The UN Office on Drugs and Crime (UNODC) and the Department of Peacekeeping Operations (DPKO) have mandates and comparative advantages that complement each other, UNODC Executive Director Yury Fedotov told a news conference at which he signed the cooperation agreement with the head of DPKO, Under-Secretary-General Alain Le Roy.
“This complementarity enhances the impact of both of our departments and the efforts to strengthen peace and stability and support the United Nations security and development agenda,” Mr. Fedotov said, giving West Africa as an example.
“Organized crime has turned this region into a hub for the traffic in illegal drugs, weapons and contraband goods.
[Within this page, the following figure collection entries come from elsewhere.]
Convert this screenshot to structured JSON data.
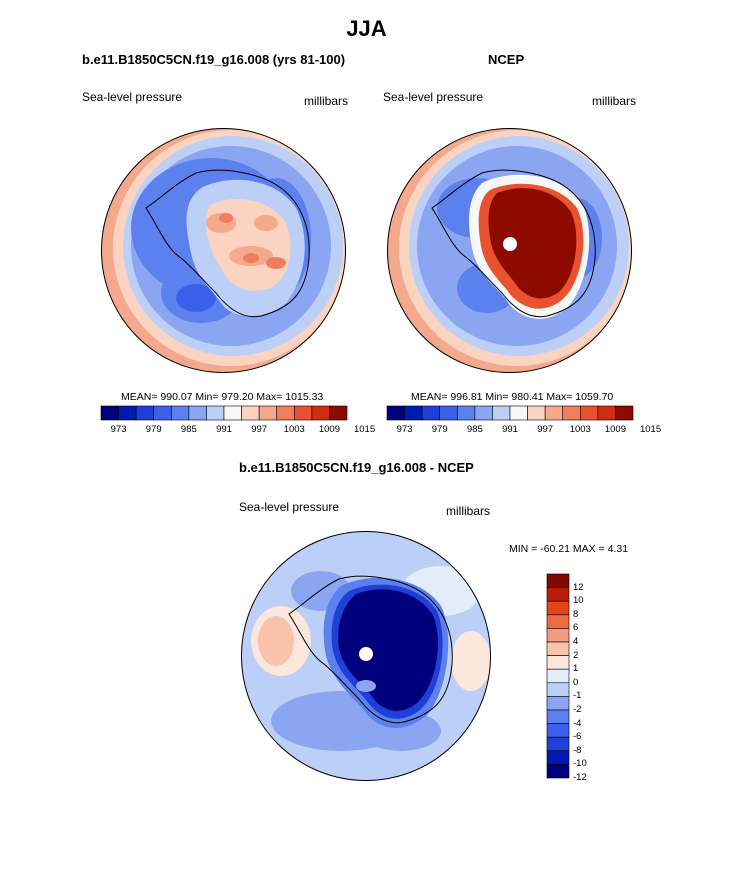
{
  "title": "JJA",
  "panels": {
    "model": {
      "title": "b.e11.B1850C5CN.f19_g16.008 (yrs 81-100)",
      "left_label": "Sea-level pressure",
      "right_label": "millibars",
      "stats": "MEAN= 990.07  Min= 979.20  Max= 1015.33"
    },
    "obs": {
      "title": "NCEP",
      "left_label": "Sea-level pressure",
      "right_label": "millibars",
      "stats": "MEAN= 996.81  Min= 980.41  Max= 1059.70"
    },
    "diff": {
      "title": "b.e11.B1850C5CN.f19_g16.008 - NCEP",
      "left_label": "Sea-level pressure",
      "right_label": "millibars",
      "stats": "MIN = -60.21 MAX =   4.31"
    }
  },
  "colorbar_abs": {
    "colors": [
      "#00007f",
      "#0019b3",
      "#1f3fd6",
      "#3b5fe6",
      "#5c80ee",
      "#8aa6f2",
      "#bcd0f7",
      "#f7f7f7",
      "#fbd3c1",
      "#f5a98c",
      "#f07d5c",
      "#e8522f",
      "#cf2e11",
      "#8c0a00"
    ],
    "tick_labels": [
      "973",
      "979",
      "985",
      "991",
      "997",
      "1003",
      "1009",
      "1015"
    ]
  },
  "colorbar_diff": {
    "colors": [
      "#00007f",
      "#0019b3",
      "#1f3fd6",
      "#3b5fe6",
      "#5c80ee",
      "#8aa6f2",
      "#bcd0f7",
      "#e4eefb",
      "#fce7dc",
      "#f9c2ab",
      "#f59a7a",
      "#ef6a43",
      "#e4431c",
      "#b81e05",
      "#7f0a00"
    ],
    "tick_labels": [
      "12",
      "10",
      "8",
      "6",
      "4",
      "2",
      "1",
      "0",
      "-1",
      "-2",
      "-4",
      "-6",
      "-8",
      "-10",
      "-12"
    ]
  },
  "chart_data": [
    {
      "type": "heatmap",
      "title": "b.e11.B1850C5CN.f19_g16.008 (yrs 81-100)",
      "variable": "Sea-level pressure",
      "units": "millibars",
      "season": "JJA",
      "projection": "south polar stereographic",
      "stats": {
        "mean": 990.07,
        "min": 979.2,
        "max": 1015.33
      },
      "contour_levels": [
        973,
        979,
        985,
        991,
        997,
        1003,
        1009,
        1015
      ]
    },
    {
      "type": "heatmap",
      "title": "NCEP",
      "variable": "Sea-level pressure",
      "units": "millibars",
      "season": "JJA",
      "projection": "south polar stereographic",
      "stats": {
        "mean": 996.81,
        "min": 980.41,
        "max": 1059.7
      },
      "contour_levels": [
        973,
        979,
        985,
        991,
        997,
        1003,
        1009,
        1015
      ]
    },
    {
      "type": "heatmap",
      "title": "b.e11.B1850C5CN.f19_g16.008 - NCEP",
      "variable": "Sea-level pressure",
      "units": "millibars",
      "season": "JJA",
      "projection": "south polar stereographic",
      "stats": {
        "min": -60.21,
        "max": 4.31
      },
      "contour_levels": [
        -12,
        -10,
        -8,
        -6,
        -4,
        -2,
        -1,
        0,
        1,
        2,
        4,
        6,
        8,
        10,
        12
      ]
    }
  ]
}
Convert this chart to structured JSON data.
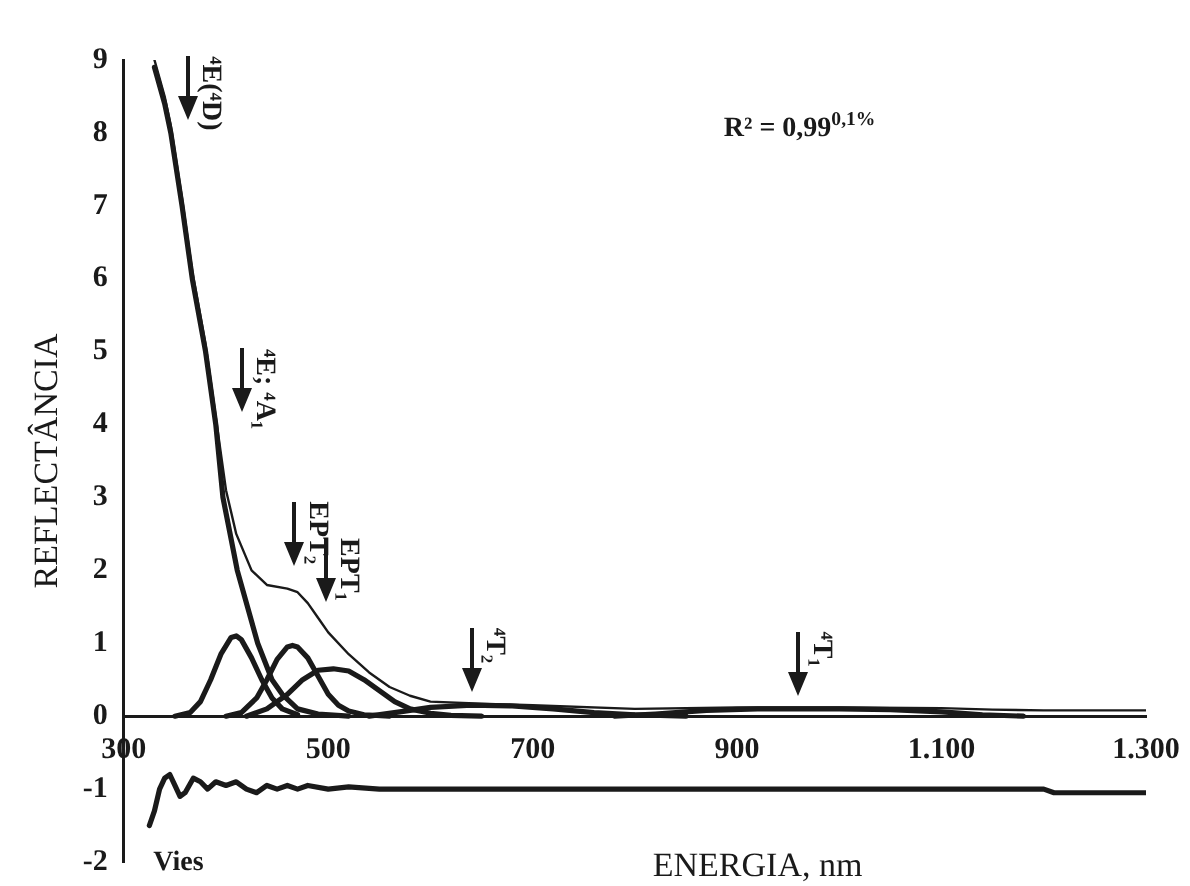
{
  "chart_data": {
    "type": "line",
    "xlabel": "ENERGIA, nm",
    "ylabel": "REFLECTÂNCIA",
    "xlim": [
      300,
      1300
    ],
    "xticks": [
      300,
      500,
      700,
      900,
      {
        "value": 1100,
        "label": "1.100"
      },
      {
        "value": 1300,
        "label": "1.300"
      }
    ],
    "ylim": [
      -2,
      9
    ],
    "yticks": [
      -2,
      -1,
      0,
      1,
      2,
      3,
      4,
      5,
      6,
      7,
      8,
      9
    ],
    "grid": false,
    "legend": false,
    "marker": "none",
    "line_style": "solid",
    "series": [
      {
        "color": "#1a1a1a",
        "x": [
          330,
          340,
          346,
          357,
          367,
          380,
          390,
          400,
          410,
          425,
          440,
          460,
          470,
          480,
          490,
          500,
          520,
          540,
          560,
          580,
          600,
          650,
          700,
          800,
          900,
          1000,
          1100,
          1150,
          1200,
          1300
        ],
        "values": [
          9,
          8.5,
          8.1,
          7.1,
          6.1,
          5.1,
          4.1,
          3.1,
          2.5,
          2.0,
          1.8,
          1.75,
          1.7,
          1.55,
          1.35,
          1.15,
          0.85,
          0.6,
          0.4,
          0.28,
          0.2,
          0.17,
          0.15,
          0.1,
          0.12,
          0.12,
          0.11,
          0.09,
          0.08,
          0.08
        ]
      },
      {
        "color": "#1a1a1a",
        "x": [
          330,
          340,
          346,
          357,
          367,
          380,
          390,
          397,
          411,
          431,
          445,
          455,
          470,
          490,
          520
        ],
        "values": [
          8.9,
          8.4,
          8.0,
          7.0,
          6.0,
          5.0,
          4.0,
          3.0,
          2.0,
          1.0,
          0.5,
          0.3,
          0.1,
          0.03,
          0
        ]
      },
      {
        "color": "#1a1a1a",
        "x": [
          350,
          365,
          375,
          385,
          395,
          405,
          410,
          415,
          425,
          435,
          445,
          455,
          470
        ],
        "values": [
          0,
          0.05,
          0.2,
          0.5,
          0.85,
          1.08,
          1.1,
          1.05,
          0.8,
          0.5,
          0.25,
          0.1,
          0.02
        ]
      },
      {
        "color": "#1a1a1a",
        "x": [
          400,
          415,
          430,
          440,
          450,
          460,
          465,
          470,
          480,
          490,
          500,
          510,
          520,
          535,
          560
        ],
        "values": [
          0,
          0.05,
          0.25,
          0.5,
          0.78,
          0.95,
          0.97,
          0.95,
          0.8,
          0.55,
          0.3,
          0.15,
          0.07,
          0.02,
          0
        ]
      },
      {
        "color": "#1a1a1a",
        "x": [
          420,
          440,
          460,
          475,
          490,
          505,
          520,
          535,
          550,
          565,
          580,
          600,
          620,
          650
        ],
        "values": [
          0,
          0.1,
          0.3,
          0.5,
          0.63,
          0.65,
          0.62,
          0.5,
          0.35,
          0.2,
          0.1,
          0.04,
          0.01,
          0
        ]
      },
      {
        "color": "#1a1a1a",
        "x": [
          540,
          570,
          600,
          640,
          680,
          720,
          760,
          800,
          850
        ],
        "values": [
          0,
          0.06,
          0.12,
          0.15,
          0.14,
          0.1,
          0.05,
          0.02,
          0
        ]
      },
      {
        "color": "#1a1a1a",
        "x": [
          780,
          820,
          870,
          920,
          960,
          1000,
          1050,
          1100,
          1140,
          1180
        ],
        "values": [
          0,
          0.03,
          0.08,
          0.1,
          0.1,
          0.1,
          0.09,
          0.06,
          0.02,
          0
        ]
      },
      {
        "name": "Vies",
        "color": "#1a1a1a",
        "x": [
          325,
          330,
          335,
          340,
          345,
          350,
          355,
          360,
          368,
          375,
          382,
          390,
          400,
          410,
          420,
          430,
          440,
          450,
          460,
          470,
          480,
          500,
          520,
          550,
          600,
          700,
          800,
          1000,
          1200,
          1210,
          1300
        ],
        "values": [
          -1.5,
          -1.3,
          -1.0,
          -0.85,
          -0.8,
          -0.95,
          -1.1,
          -1.05,
          -0.85,
          -0.9,
          -1.0,
          -0.9,
          -0.95,
          -0.9,
          -1.0,
          -1.05,
          -0.95,
          -1.0,
          -0.95,
          -1.0,
          -0.95,
          -1.0,
          -0.97,
          -1.0,
          -1.0,
          -1.0,
          -1.0,
          -1.0,
          -1.0,
          -1.05,
          -1.05
        ]
      }
    ],
    "annotations": [
      "⁴E(⁴D)",
      "⁴E; ⁴A₁",
      "EPT₂",
      {
        "text": "EPT₁",
        "x": 497,
        "y": 1.4
      },
      {
        "text": "⁴T₂",
        "x": 640,
        "y": 0.17
      },
      {
        "text": "⁴T₁",
        "x": 960,
        "y": 0.12
      },
      "R² = 0,99$^{0,1%}$"
    ]
  }
}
Criminals are exploiting West Africa’s strategic location, porous borders, weak governments and institutions, widespread poverty, corruption.”
It is estimated that at least 50 tons of cocaine transit West Africa annually, heading north to European cities, where they are worth almost $2 billion on the streets.
In Guinea-Bissau, joint action by the two divisions supports a national counter-narcotic plan and security sector reform, Mr. Fedotov said, noting that UNODC has also provided $4 million for the West Africa Coast Initiative, in which it has teamed up with DPKO, the UN Department of Political Affairs (DPA), the UN Office for West Africa (UNOWA), the Economic Community of West African States (ECOWAS) and Interpol to fight ship-borne drug smuggling.
Traffickers are also using planes to replace camel caravans in their circuitous routes across West Africa. In 2009, investigators found the debris of a Boeing 727 jet in the Gao region of Mali, an area plagued by insurgency and terrorism.
UNODC officials say drug trails crisscross West and East Africa, with cocaine pouring into the west, and 30 to 35 tons of Afghan heroin trafficked annually into the east, and the Sahara becoming “a free economic zone” for all sorts of trafficking, whether drugs, migrants, guns, natural resources or hazardous waste, mainly due to the chaotic situation in Somalia.
The two illicit streams meet in the Sahara, creating new trafficking routes across Chad, Niger and Mali, with cocaine and heroin becoming a new sort of currency, being traded at par.
The discovery of seven laboratories in Guinea a year ago shows that West Africa is also becoming a producer of the synthetic drug amphetamine and of crystal cocaine refined from the base paste.
“Our combined efforts to build peace and security in post-conflict regions will benefit women and men, families and children who now live in fear of becoming victims of drug traffickers or other criminals,” Mr. Fedotov said. “Together we can help build and restore communities that are safe, healthy and just and that would be the best reward for us.”
Mr. Le Roy, too, stressed the “many ways we can strengthen our capacity in the rule of law” to fight drugs and crime while keeping and building peace in conflict-stricken regions.